The core concerns break down sharply:
- The US CLOUD Act lets American authorities compel US-headquartered firms to hand over data stored anywhere in the world — a risk echoed by the emergence of a surveillance app built by US operatives to target foreign dissidents
- Vendor lock-in creates what analysts describe as permanent dependency on external personnel and ongoing platform maintenance
- No formal decree exists — this is board-level guidance, not published law
- Existing contracts, including a €16.5 million defence intelligence deal, continue for now
- Spain joins Switzerland, which formally rejected Palantir after seven years of evaluation
Swiss military analysts concluded that using Palantir meant “permanent dependency on external US personnel” and genuine national sovereignty loss. Spain’s own Royal Decree-Law 6/2023 reflects a similar legislative direction, restricting where critical network elements can be located to keep regulatory control firmly domestic. Meanwhile, the UK has awarded Palantir more than £900 million across NHS records, defence operations, policing, and nuclear weapons support. The UK Commons Science, Innovation and Technology Committee called that an “unacceptable point of weakness” — a structural dependency, not a vendor relationship.
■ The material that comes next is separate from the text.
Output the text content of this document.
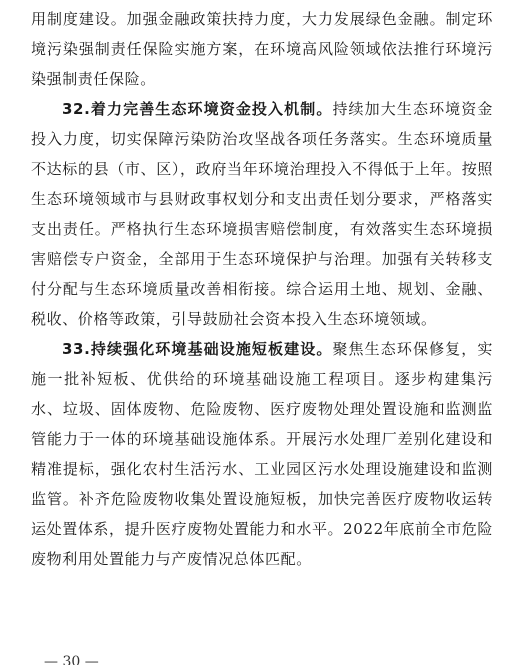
用制度建设。加强金融政策扶持力度，大力发展绿色金融。制定环境污染强制责任保险实施方案，在环境高风险领域依法推行环境污染强制责任保险。

32.着力完善生态环境资金投入机制。持续加大生态环境资金投入力度，切实保障污染防治攻坚战各项任务落实。生态环境质量不达标的县（市、区），政府当年环境治理投入不得低于上年。按照生态环境领域市与县财政事权划分和支出责任划分要求，严格落实支出责任。严格执行生态环境损害赔偿制度，有效落实生态环境损害赔偿专户资金，全部用于生态环境保护与治理。加强有关转移支付分配与生态环境质量改善相衔接。综合运用土地、规划、金融、税收、价格等政策，引导鼓励社会资本投入生态环境领域。

33.持续强化环境基础设施短板建设。聚焦生态环保修复，实施一批补短板、优供给的环境基础设施工程项目。逐步构建集污水、垃圾、固体废物、危险废物、医疗废物处理处置设施和监测监管能力于一体的环境基础设施体系。开展污水处理厂差别化建设和精准提标，强化农村生活污水、工业园区污水处理设施建设和监测监管。补齐危险废物收集处置设施短板，加快完善医疗废物收运转运处置体系，提升医疗废物处置能力和水平。2022年底前全市危险废物利用处置能力与产废情况总体匹配。

— 30 —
The Defence Ministry Didn’t Get the Memo
Even as Moncloa restricts new deals, Spain’s military is reportedly negotiating to renew its existing Palantir contract.
Here’s the contradiction nobody in Madrid seems eager to address publicly. Spain’s Ministry of Defence is reportedly still in active talks with Palantir about renewing and expanding a contract signed in 2023 by the Armed Forces Intelligence Centre — worth roughly €16.5 million and running until next year. The informal veto applies to new deals; existing arrangements carry on. Broader patterns of Tech Scandals show how structural dependency on vendors can expose institutions to serious long-term risk.
Palantir, for its part, is doubling down on Britain — announcing a planned £1.5 billion investment to establish the UK as its European defence headquarters, promising around 350 high-skilled jobs. That’s a bold bet on one country’s open door while others quietly close theirs.
Spain’s informal restriction may lack the force of legislation, but procurement guidance has a way of hardening into policy. If more EU states follow Madrid and Bern, Palantir’s European ambitions could shrink to a single island — one that hasn’t yet decided whether dependency is a bug or a feature.